Giacomo Minio, ex Presidente della Fondazione Agrigento 2025

Chi è il nuovo presidente della Fondazione Agrigento 2025

L’anno cruciale di Agrigento, dunque, iniziato con un odioso carico di polemiche riguardo a tempi, modi e falle dell’organizzazione, prosegue nel segno del chiacchiericcio e degli scoop. Dopo alcuni giorni di suspense, arriva il nome di chi – con ogni probabilità – guiderà la fondazione di qui in avanti.
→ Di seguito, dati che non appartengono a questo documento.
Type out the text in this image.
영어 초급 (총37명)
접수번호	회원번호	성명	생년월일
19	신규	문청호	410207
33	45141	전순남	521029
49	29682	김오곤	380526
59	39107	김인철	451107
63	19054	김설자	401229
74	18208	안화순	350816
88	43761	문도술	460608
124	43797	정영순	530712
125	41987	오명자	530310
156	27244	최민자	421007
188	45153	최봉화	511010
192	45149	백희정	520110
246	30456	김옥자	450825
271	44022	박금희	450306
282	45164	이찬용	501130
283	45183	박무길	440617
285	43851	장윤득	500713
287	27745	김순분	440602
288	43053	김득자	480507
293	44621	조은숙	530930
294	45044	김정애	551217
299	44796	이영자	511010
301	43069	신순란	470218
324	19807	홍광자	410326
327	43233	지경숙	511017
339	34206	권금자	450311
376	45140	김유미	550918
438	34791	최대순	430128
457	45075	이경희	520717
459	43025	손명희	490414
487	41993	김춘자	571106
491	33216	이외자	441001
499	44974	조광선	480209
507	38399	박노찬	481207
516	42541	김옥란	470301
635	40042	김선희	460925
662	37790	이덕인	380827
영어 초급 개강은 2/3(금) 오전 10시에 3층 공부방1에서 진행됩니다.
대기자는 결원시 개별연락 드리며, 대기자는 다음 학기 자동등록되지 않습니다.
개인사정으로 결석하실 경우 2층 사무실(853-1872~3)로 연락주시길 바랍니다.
Si tratta di Maria Teresa Cucinotta, da sempre al servizio di importanti uffici pubblici in Sicilia e non solo: Prefetto di Palermo fino al 2023, anno in cui va in pensione, vanta una lunga lista di incarichi di responsabilità, tra cui quello di vice prefetto di Siracusa e di Palermo, e poi di Prefetto a Caltanissetta, Lecce, Catanzaro.
Nella serata di lunedì 27 viene invitata a ricoprire il ruolo di presidente all’interno del CdA della Fondazione Agrigento 2025 – invito subito accettato – dall’Empedocle Consorzio Universitario Agrigento (ECUA), socio fondatore, che a suo tempo aveva nominato Minio e a cui quindi spettava la proposta di un sostituto. Gli altri soci avevano nominato i propri consiglieri, tuttora in carica: cinque per il Comune di Agrigento, uno per il Comune di Lampedusa e Linosa, uno per la Regione siciliana. Adesso – come da statuto – si attende solo la votazione collegiale per la ratifica della proposta avanzata dall’ECUA. Una pura formalità, il cui il risultato è praticamente scontato.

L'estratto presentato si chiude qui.